Heath’s Axiom for Relational Data Theory

Heath’s Axiom is a fundamental principle in Relational Data Theory. David Heath introduced it in 1971 as part of the early research on database normalization and decomposition. There were no relational database systems at that time. The first one developed was System R (so appropriate for me since I love the R programming language – no relation). IBM developed it between 1974-1977, which introduced SQL. It was not a commercial product. That came a few years later in 1979 with the release of Oracle V2.

Heath’s Axiom aided relational data theory by helping to identify and resolve redundancy issues. It did this by guiding the decomposition of relations (tables) into projections (smaller tables). This eliminated unnecessary duplication of data, while also ensuring that the decomposition is lossless.
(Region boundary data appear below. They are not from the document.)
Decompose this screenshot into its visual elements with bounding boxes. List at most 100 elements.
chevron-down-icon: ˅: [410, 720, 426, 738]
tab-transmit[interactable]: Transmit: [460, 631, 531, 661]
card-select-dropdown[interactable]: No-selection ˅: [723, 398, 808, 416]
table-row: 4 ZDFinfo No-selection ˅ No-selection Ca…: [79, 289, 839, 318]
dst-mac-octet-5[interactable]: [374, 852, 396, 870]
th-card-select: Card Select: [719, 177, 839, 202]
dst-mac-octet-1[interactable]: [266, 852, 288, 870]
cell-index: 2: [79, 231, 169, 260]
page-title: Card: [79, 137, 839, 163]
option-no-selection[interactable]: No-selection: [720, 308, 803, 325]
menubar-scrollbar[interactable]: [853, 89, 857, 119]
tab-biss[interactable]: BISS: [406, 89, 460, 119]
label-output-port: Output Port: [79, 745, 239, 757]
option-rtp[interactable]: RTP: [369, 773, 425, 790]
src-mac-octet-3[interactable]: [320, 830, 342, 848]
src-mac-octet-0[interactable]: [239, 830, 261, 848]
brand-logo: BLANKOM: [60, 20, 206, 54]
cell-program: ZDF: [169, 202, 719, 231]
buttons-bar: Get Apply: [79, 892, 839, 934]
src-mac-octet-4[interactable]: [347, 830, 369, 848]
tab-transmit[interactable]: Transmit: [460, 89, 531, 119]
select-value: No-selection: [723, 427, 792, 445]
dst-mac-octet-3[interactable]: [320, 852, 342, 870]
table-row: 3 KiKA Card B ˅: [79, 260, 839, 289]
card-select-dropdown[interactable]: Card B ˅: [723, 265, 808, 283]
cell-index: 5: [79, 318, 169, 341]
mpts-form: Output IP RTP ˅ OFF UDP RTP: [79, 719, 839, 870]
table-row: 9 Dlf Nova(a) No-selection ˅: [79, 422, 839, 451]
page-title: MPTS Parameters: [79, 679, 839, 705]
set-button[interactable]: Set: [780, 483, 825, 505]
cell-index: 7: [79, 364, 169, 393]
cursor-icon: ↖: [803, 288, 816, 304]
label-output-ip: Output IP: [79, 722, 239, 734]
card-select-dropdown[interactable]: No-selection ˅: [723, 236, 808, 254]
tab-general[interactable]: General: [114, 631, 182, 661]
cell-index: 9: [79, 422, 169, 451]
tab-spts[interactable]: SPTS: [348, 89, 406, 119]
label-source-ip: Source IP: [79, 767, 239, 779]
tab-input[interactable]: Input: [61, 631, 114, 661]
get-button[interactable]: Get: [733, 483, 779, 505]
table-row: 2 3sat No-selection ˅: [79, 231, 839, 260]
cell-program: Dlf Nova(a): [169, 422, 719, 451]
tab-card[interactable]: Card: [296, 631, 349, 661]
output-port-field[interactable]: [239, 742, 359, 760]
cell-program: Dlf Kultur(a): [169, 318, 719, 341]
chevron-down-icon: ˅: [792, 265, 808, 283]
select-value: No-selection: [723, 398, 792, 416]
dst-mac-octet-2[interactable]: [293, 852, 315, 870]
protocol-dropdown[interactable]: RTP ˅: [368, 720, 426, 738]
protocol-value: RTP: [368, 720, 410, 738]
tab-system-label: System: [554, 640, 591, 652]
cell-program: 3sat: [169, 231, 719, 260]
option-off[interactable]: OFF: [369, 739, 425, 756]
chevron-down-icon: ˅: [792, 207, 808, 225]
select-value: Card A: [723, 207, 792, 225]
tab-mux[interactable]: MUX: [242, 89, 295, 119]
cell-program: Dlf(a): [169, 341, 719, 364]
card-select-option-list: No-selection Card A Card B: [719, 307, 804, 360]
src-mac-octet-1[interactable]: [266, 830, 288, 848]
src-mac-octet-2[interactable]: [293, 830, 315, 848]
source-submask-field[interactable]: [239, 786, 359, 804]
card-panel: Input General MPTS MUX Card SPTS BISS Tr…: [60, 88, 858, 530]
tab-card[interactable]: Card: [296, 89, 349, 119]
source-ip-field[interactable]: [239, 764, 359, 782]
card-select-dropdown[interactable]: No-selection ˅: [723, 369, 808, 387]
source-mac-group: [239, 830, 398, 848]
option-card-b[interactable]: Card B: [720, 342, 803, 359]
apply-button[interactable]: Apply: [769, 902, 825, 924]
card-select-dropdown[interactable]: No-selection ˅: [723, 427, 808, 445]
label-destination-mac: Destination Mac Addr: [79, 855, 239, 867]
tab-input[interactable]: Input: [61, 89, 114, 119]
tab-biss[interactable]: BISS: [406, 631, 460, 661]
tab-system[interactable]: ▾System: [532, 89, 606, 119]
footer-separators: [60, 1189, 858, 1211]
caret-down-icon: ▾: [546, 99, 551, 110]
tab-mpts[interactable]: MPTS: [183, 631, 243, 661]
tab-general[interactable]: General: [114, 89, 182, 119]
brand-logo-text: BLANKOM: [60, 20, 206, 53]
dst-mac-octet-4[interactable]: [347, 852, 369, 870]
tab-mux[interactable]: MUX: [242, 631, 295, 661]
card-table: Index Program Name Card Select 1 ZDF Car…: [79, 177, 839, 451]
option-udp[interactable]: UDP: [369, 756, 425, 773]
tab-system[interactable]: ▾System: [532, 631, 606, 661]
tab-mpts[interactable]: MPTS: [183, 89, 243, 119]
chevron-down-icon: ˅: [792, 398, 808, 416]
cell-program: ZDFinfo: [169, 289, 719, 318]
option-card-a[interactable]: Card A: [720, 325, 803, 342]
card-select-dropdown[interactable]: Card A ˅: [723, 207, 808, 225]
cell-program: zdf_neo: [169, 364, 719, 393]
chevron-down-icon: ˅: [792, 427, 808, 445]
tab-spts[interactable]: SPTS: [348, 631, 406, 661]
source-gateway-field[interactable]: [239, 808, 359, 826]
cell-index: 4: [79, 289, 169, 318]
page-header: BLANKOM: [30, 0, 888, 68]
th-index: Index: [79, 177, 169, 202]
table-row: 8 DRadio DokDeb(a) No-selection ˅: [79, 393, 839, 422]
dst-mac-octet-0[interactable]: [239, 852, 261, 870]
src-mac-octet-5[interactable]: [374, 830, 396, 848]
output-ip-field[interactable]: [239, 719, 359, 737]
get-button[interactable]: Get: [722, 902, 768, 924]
For example, if we have a relation consisting of SSN, Email Address, Class, then we can decompose this into the projections SSN, Email Address and SSN, Class. This decomposition is lossless because SSN determines Email Address. In other words, R(A, B, C) can be decomposed into R1(A, B) and R2(A, C), where A→B (B functionally dependent on A). Even though C is not functionally dependent on A, it still demonstrates a lossless projection.

Armstrong’s Axioms

William W. Armstrong introduced these axioms in 1974. They are the foundation of functional dependency theory. They are used to infer all possible functional dependancies (FDs) from a given data set. I’m going to go through these briefly.

There are three Armstrong’s Axioms:

Reflexivity: If Y is a subset of X, then X determines Y.
Augmentation: If X determines Y, then XZ determines XY for any set of Z.
Transitivity: If X determines Y and Y determines Z, then X determines Z.

Armstrong’s Axioms are particularly used for 3rd Normal Form (3NF) and Boyce-Codd Normal Form (BCNF). They offer a systematic method for computing the closure of a set of functional dependencies, which is expressed as F⁺.

Relational Data Theory Closure

In the context of relational data theory, closure refers to the set of attributes or functional dependencies that can be inferred from a given set of attributes or functional dependencies, based on a given set of rules. Closures are critical when analyzing and working with functional dependencies and normal forms.

That’s a mouthful! Basically, when a data set is fully normalized, then closure has been achieved – congratulations! There are, however, two types of closure. Attribute Closure (X*) helps to identify superkeys and candidate keys. Functional Dependency Closure (F*) helps determine all implied dependencies in a database schema.

Summary

Yay! You made it to the end!! I hope you have a new found appreciation of the hard work that went in to the creation of the relational data theory and how deep, complex and well thought out it is.

I wrote this article to emphasize that creating a relational database involves more than just modeling a set of tables that seem to fit. There are several theories and axioms that support the optimal relational structure, and these can be broken down mathematically.

So next time you have the chance to create a relational database (or review one), consider reflecting on all this work, so you can create a better system and maybe have a better way of communicating possible issues when modeling the data.